Controversial bishop appointment set for Saturday

Published May 4, 2007 4:00am ET



The Rev. Martyn Minns, a former Episcopal rector who helped lead a handful of local congregations in a split from the national church, will be appointed leader of a missionary group on Saturday despite protest from the nation’s top Episcopal official.

Minns plans to accept the title of missionary bishop of CANA, or Convocation of Anglicans in North America, a wing of the Anglican Church of Nigeria that oversees the dissident flock.

The Rev. Katharine Jefferts Schori, bishop of the Episcopal Church, sent a letter to Nigerian Bishop Peter Akinola late last month urging him to reconsider installing Minns. The move, she wrote, would harm reconciliation efforts, violate church customs and “display to the world division and disunity that are not part of the mind of Christ.”

Akinola, in a reply letter, declined.

Eight Northern Virginia congregations broke away from the Episcopal Church and joined with CANA in December after decades of growing ideological tension. The tipping point came, some congregates say, at the church’s ordination of a gay bishop in 2003. Three other churches have also left the Episcopal Diocese of Virginia.

Minns is now Rector of Truro Church in Fairfax, which along with The Falls Church in Falls Church were the largest bodies to join in the split.
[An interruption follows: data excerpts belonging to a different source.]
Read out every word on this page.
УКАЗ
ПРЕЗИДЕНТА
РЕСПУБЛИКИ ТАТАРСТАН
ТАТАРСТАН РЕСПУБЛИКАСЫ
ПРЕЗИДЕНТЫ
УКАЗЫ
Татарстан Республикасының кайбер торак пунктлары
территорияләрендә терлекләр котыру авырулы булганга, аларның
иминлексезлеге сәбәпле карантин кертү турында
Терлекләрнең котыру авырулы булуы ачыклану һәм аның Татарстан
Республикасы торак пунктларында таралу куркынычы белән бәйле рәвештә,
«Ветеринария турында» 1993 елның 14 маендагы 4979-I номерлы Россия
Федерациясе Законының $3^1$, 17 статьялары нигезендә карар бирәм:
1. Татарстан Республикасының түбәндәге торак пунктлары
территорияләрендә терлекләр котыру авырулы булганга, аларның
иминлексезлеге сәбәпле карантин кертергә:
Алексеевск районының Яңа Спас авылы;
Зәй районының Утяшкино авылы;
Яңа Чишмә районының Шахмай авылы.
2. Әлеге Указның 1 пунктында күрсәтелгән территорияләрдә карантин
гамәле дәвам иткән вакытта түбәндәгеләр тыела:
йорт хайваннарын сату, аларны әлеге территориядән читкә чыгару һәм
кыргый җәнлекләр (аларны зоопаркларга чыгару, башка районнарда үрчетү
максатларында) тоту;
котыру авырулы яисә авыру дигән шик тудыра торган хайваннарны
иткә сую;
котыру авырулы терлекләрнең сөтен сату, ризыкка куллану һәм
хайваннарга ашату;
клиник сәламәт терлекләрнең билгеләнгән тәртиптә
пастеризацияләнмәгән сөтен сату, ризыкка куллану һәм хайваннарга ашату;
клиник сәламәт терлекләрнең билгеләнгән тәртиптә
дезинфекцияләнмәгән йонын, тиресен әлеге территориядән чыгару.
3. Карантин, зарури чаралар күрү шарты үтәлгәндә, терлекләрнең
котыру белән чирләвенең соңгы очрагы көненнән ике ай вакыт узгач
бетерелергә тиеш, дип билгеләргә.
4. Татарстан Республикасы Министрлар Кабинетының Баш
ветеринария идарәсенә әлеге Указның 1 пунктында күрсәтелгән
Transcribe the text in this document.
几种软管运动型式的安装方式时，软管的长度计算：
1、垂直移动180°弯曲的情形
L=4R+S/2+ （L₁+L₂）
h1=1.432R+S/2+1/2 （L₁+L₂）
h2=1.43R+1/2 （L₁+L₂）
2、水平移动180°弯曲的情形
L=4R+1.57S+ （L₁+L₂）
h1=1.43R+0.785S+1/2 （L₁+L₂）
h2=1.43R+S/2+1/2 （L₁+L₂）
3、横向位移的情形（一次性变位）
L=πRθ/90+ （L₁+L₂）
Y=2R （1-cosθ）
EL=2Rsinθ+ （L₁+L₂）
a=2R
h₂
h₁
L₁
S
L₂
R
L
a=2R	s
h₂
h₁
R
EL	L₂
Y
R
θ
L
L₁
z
About 30 dissident churches in the United States, including those in Northern Virginia, will come under Minns’ leadership on Saturday.

“It’s a terrible time for me [with] 40 years in the Episcopal Church … it’s been tearing us apart to see it changing in a direction that we simply can’t go,” he said in a news conference Thursday.

His appointment comes amid an unresolved legal dispute between the new CANA churches and the Episcopal Diocese of Virginia, each of which have staked a claim to the church properties. He said the 23 separate lawsuits have been consolidated into a single suit that will be heard in Fairfax County court on May 21.